The direction of \( d\mathbf{B} \) is shown in Fig. 4.11. It is perpendicular to the plane formed by \( d\mathbf{l} \) and \( \mathbf{r} \). It has an x-component \( d\mathbf{B}_x \) and a component perpendicular to x-axis, \( d\mathbf{B}_{\perp} \). When the components perpendicular to the x-axis are summed over, they cancel out and we obtain a null result. For example, the \( d\mathbf{B}_{\perp} \) component due to dl is cancelled by the contribution due to the diametrically opposite \( d\mathbf{l}\) element, shown in Fig. 4.11. Thus, only the x-component survives. The net contribution along x-direction can be obtained by integrating \( dB_x=dB cos\theta \) over the loop. For Fig. 4.11,

\[ \cos \theta=\frac{R}{\left(x^{2}+R^{2}\right)^{1 / 2}} \](4.14)

From Eqs. (4.13) and (4.14), \[ \mathrm{d} B_{x}=\frac{\mu_{0} I \mathrm{~d} l}{4 \pi} \frac{R}{\left(x^{2}+R^{2}\right)^{3 / 2}} \]

The summation of elements \( dl \) over the loop yields \( 2\pi R \), the circumference of the loop. Thus, the magnetic field at \( P \) due to entire circular loop is

\[ \mathbf{B}=B_{x} \hat{\mathbf{i}}=\frac{\mu_{0} I R^{2}}{2\left(x^{2}+R^{2}\right)^{3 / 2}} \hat{\mathbf{i}} \](4.15)

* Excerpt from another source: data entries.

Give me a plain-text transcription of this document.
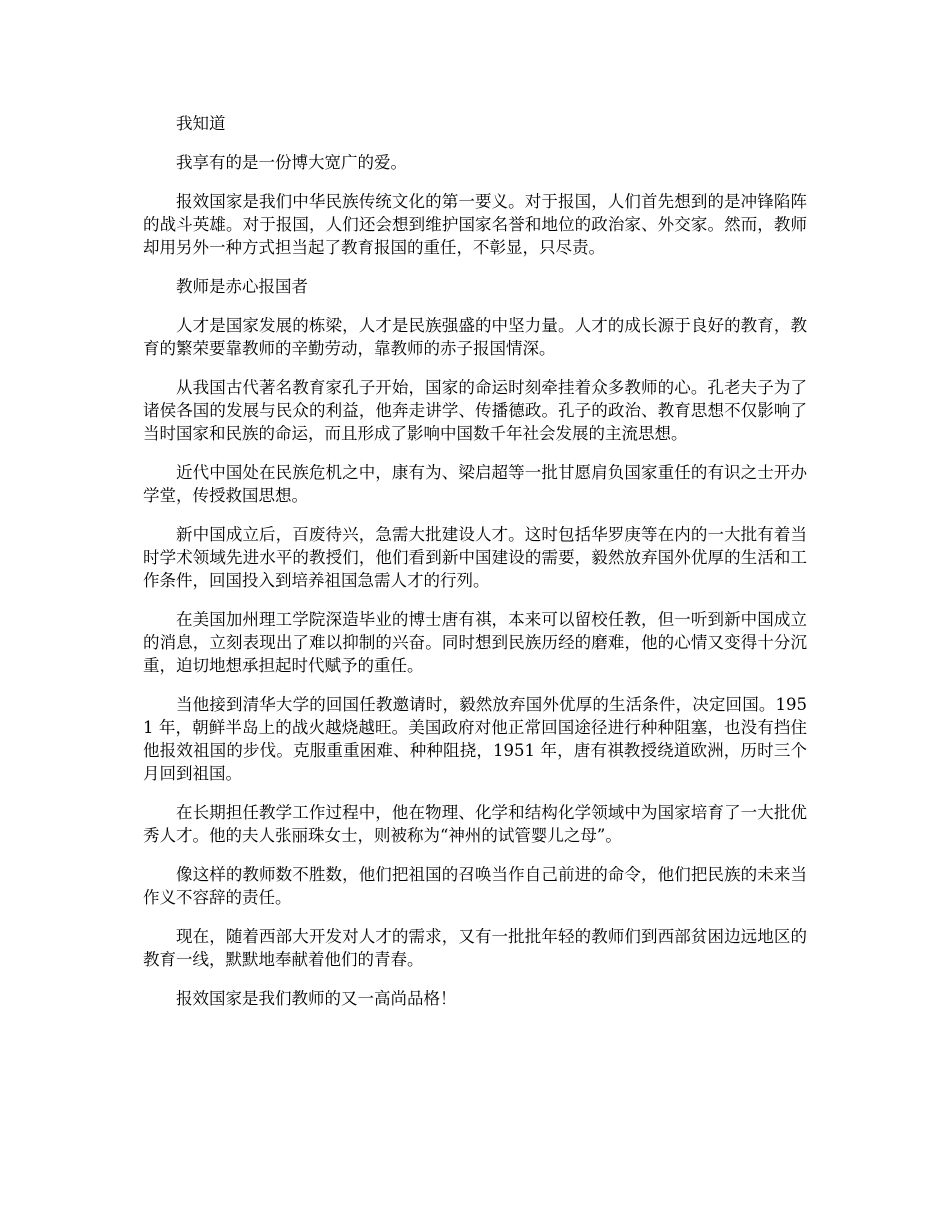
我知道

我享有的是一份博大宽广的爱。

报效国家是我们中华民族传统文化的第一要义。对于报国，人们首先想到的是冲锋陷阵的战斗英雄。对于报国，人们还会想到维护国家名誉和地位的政治家、外交家。然而，教师却用另外一种方式担当起了教育报国的重任，不彰显，只尽责。

教师是赤心报国者

人才是国家发展的栋梁，人才是民族强盛的中坚力量。人才的成长源于良好的教育，教育的繁荣要靠教师的辛勤劳动，靠教师的赤子报国情深。

从我国古代著名教育家孔子开始，国家的命运时刻牵挂着众多教师的心。孔老夫子为了诸侯各国的发展与民众的利益，他奔走讲学、传播德政。孔子的政治、教育思想不仅影响了当时国家和民族的命运，而且形成了影响中国数千年社会发展的主流思想。

近代中国处在民族危机之中，康有为、梁启超等一批甘愿肩负国家重任的有识之士开办学堂，传授救国思想。

新中国成立后，百废待兴，急需大批建设人才。这时包括华罗庚等在内的一大批有着当时学术领域先进水平的教授们，他们看到新中国建设的需要，毅然放弃国外优厚的生活和工作条件，回国投入到培养祖国急需人才的行列。

在美国加州理工学院深造毕业的博士唐有祺，本来可以留校任教，但一听到新中国成立的消息，立刻表现出了难以抑制的兴奋。同时想到民族历经的磨难，他的心情又变得十分沉重，迫切地想承担起时代赋予的重任。

当他接到清华大学的回国任教邀请时，毅然放弃国外优厚的生活条件，决定回国。1951 年，朝鲜半岛上的战火越烧越旺。美国政府对他正常回国途径进行种种阻塞，也没有挡住他报效祖国的步伐。克服重重困难、种种阻挠，1951 年，唐有祺教授绕道欧洲，历时三个月回到祖国。

在长期担任教学工作过程中，他在物理、化学和结构化学领域中为国家培育了一大批优秀人才。他的夫人张丽珠女士，则被称为“神州的试管婴儿之母”。

像这样的教师数不胜数，他们把祖国的召唤当作自己前进的命令，他们把民族的未来当作义不容辞的责任。

现在，随着西部大开发对人才的需求，又有一批批年轻的教师们到西部贫困边远地区的教育一线，默默地奉献着他们的青春。

报效国家是我们教师的又一高尚品格！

As a special case of the above result, we may obtain the field at the centre of the loop. Here \( x = 0 \), and we obtain,

\[ \mathbf{B}_{0}=\frac{\mu_{0} I}{2 R} \hat{\mathbf{i}} \](4.16)

4.12

The magnetic field lines for a current loop. The direction of the field is given by the right-hand thumb rule described in the text. The upper side of the loop may be thought of as the north pole and the lower side as the south pole of a magnet.

The magnetic field lines due to a circular wire form closed loops and are shown in Fig. 4.12. The direction of the magnetic field is given by (another) right-hand thumb rule stated below:

Curl the palm of your right hand around the circular wire with the fingers pointing in the direction of the current. The right-hand thumb gives the direction of the magnetic field.

Example 4.6

A straight wire carrying a current of \( 12 A \) is bent into a semi-circular arc of radius \( 2.0 cm \) as shown in Fig. 4.13(a). Consider the magnetic field \( \mathbf{B} \) at the centre of the arc.
(a) What is the magnetic field due to the straight segments?
(b) In what way the contribution to \( \mathbf{B} \) from the semicircle differs from that of a circular loop and in what way does it resemble?
(c) Would your answer be different if the wire were bent into a semi-circular arc of the same radius but in the opposite way as shown in Fig. 4.13(b)?

4.13

VIEW SOLUTION

1. \( d\mathbf{l} \) and \( \mathbf{r} \) for each element of the straight segments are parallel. Therefore, \( d\mathbf{l × r} = 0 \). Straight segments do not contribute to |\( \mathbf{B} \)|.
2. For all segments of the semicircular arc, \( d\mathbf{l × r} \) are all parallel to each other (into the plane of the paper). All such contributions add up in magnitude. Hence direction of \( \mathbf{B} \) for a semicircular arc is given by the right-hand rule and magnitude is half that of a circular loop. Thus \( \mathbf{B} \) is \( 1.9 × 10^{–4} T \) normal to the plane of the paper going into it.
3. Same magnitude of \( \mathbf{B} \) but opposite in direction to that in (b).